Wednesday, March 14, 2012

Pilate/Pilot

A group asked today how to pronounce "Pilate."  As neither a speaker of Latin nor Aramaic, I cannot answer this question with any certitude, but we do get one clue in the book, when we learn how Pilate was named.

"I want that for the baby's name.  Say it."
"You can't name the baby this."
"Say it."
"It's a man's name."
"Say it."
"Pilate."
"What?"
"Pilate.  You wrote down Pilate."
"Like a riverboat pilot?"
"No.  Not like a riverboat pilot.  Like a Christ-killing Pilate.  You can't get much worse than that for a name.  And a baby girl at that."

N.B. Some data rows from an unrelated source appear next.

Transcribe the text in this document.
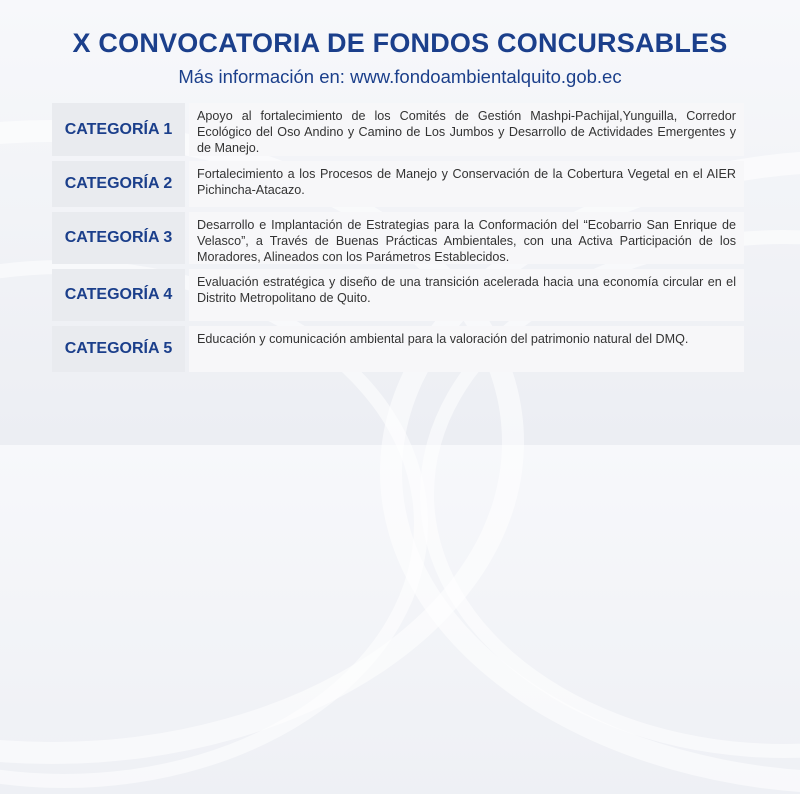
X CONVOCATORIA DE FONDOS CONCURSABLES
Más información en: www.fondoambientalquito.gob.ec
CATEGORÍA 1
Apoyo al fortalecimiento de los Comités de Gestión Mashpi-Pachijal,Yunguilla, Corredor Ecológico del Oso Andino y Camino de Los Jumbos y Desarrollo de Actividades Emergentes y de Manejo.
CATEGORÍA 2
Fortalecimiento a los Procesos de Manejo y Conservación de la Cobertura Vegetal en el AIER Pichincha-Atacazo.
CATEGORÍA 3
Desarrollo e Implantación de Estrategias para la Conformación del “Ecobarrio San Enrique de Velasco”, a Través de Buenas Prácticas Ambientales, con una Activa Participación de los Moradores, Alineados con los Parámetros Establecidos.
CATEGORÍA 4
Evaluación estratégica y diseño de una transición acelerada hacia una economía circular en el Distrito Metropolitano de Quito.
CATEGORÍA 5
Educación y comunicación ambiental para la valoración del patrimonio natural del DMQ.
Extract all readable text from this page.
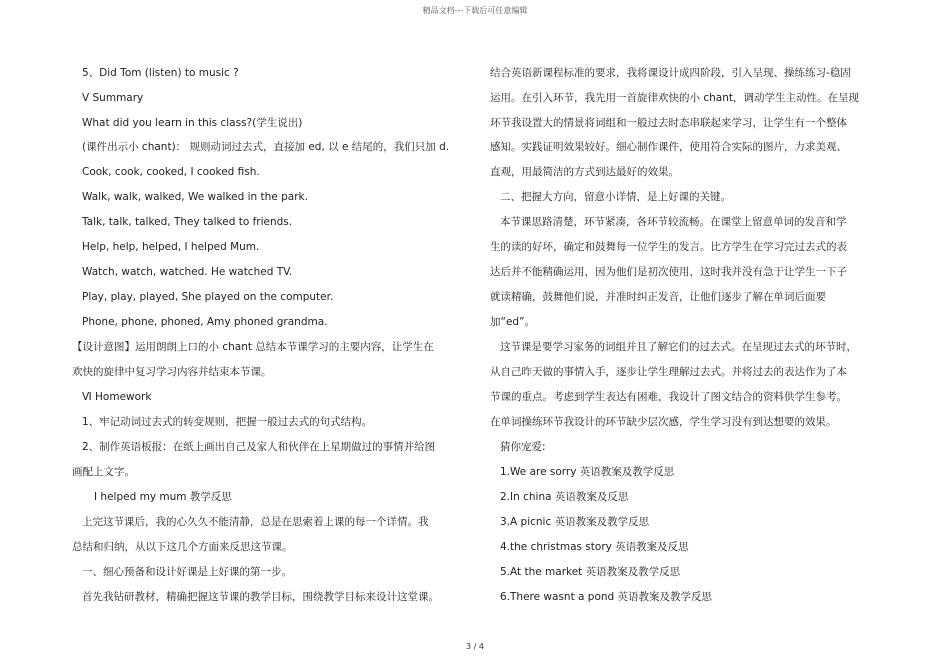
精品文档---下载后可任意编辑
5、Did Tom (listen) to music ?
Ⅴ Summary
What did you learn in this class?(学生说出)
(课件出示小 chant)： 规则动词过去式，直接加 ed, 以 e 结尾的，我们只加 d.
Cook, cook, cooked, I cooked fish.
Walk, walk, walked, We walked in the park.
Talk, talk, talked, They talked to friends.
Help, help, helped, I helped Mum.
Watch, watch, watched. He watched TV.
Play, play, played, She played on the computer.
Phone, phone, phoned, Amy phoned grandma.
【设计意图】运用朗朗上口的小 chant 总结本节课学习的主要内容，让学生在
欢快的旋律中复习学习内容并结束本节课。
Ⅵ Homework
1、牢记动词过去式的转变规则，把握一般过去式的句式结构。
2、制作英语板报：在纸上画出自己及家人和伙伴在上星期做过的事情并给图
画配上文字。
I helped my mum 教学反思
上完这节课后，我的心久久不能清静，总是在思索着上课的每一个详情。我
总结和归纳，从以下这几个方面来反思这节课。
一、细心预备和设计好课是上好课的第一步。
首先我钻研教材，精确把握这节课的教学目标，围绕教学目标来设计这堂课。
结合英语新课程标准的要求，我将课设计成四阶段，引入呈现、操练练习-稳固
运用。在引入环节，我先用一首旋律欢快的小 chant，调动学生主动性。在呈现
环节我设置大的情景将词组和一般过去时态串联起来学习，让学生有一个整体
感知。实践证明效果较好。细心制作课件，使用符合实际的图片，力求美观、
直观，用最简洁的方式到达最好的效果。
二、把握大方向，留意小详情，是上好课的关键。
本节课思路清楚，环节紧凑，各环节较流畅。在课堂上留意单词的发音和学
生的读的好坏，确定和鼓舞每一位学生的发言。比方学生在学习完过去式的表
达后并不能精确运用，因为他们是初次使用，这时我并没有急于让学生一下子
就读精确，鼓舞他们说，并准时纠正发音，让他们逐步了解在单词后面要
加“ed”。
这节课是要学习家务的词组并且了解它们的过去式。在呈现过去式的环节时，
从自己昨天做的事情入手，逐步让学生理解过去式。并将过去的表达作为了本
节课的重点。考虑到学生表达有困难，我设计了图文结合的资料供学生参考。
在单词操练环节我设计的环节缺少层次感，学生学习没有到达想要的效果。
猜你宠爱:
1.We are sorry 英语教案及教学反思
2.In china 英语教案及反思
3.A picnic 英语教案及教学反思
4.the christmas story 英语教案及反思
5.At the market 英语教案及教学反思
6.There wasnt a pond 英语教案及教学反思
3 / 4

This is already a great scene - funny and heartbreaking.  And it gets downright theological a few lines later:

"...You don't want to give this motherless child the name of the man that killed Jesus, do you?"
"I asked Jesus to save my wife."

Morrison spends a lot of time developing the significance of Milkman's entry into the world, but Pilate's entrance is equally fraught and extraordinary.  Setting aside the issue of her navel for a moment, her birth was founded on struggle (someone dies so that she may live, another parallel to Milkman), and her name is an outward flag of rebellion and radical thought, chosen by her father out of despair and a sense of divine injustice.  She comes blazing into the world, an immediate threat to the status quo.

And, we have this homonym, pilot, explicitly mentioned by the father in the naming scene.  I will not gloss that here, except to ask the question:  What do pilots do?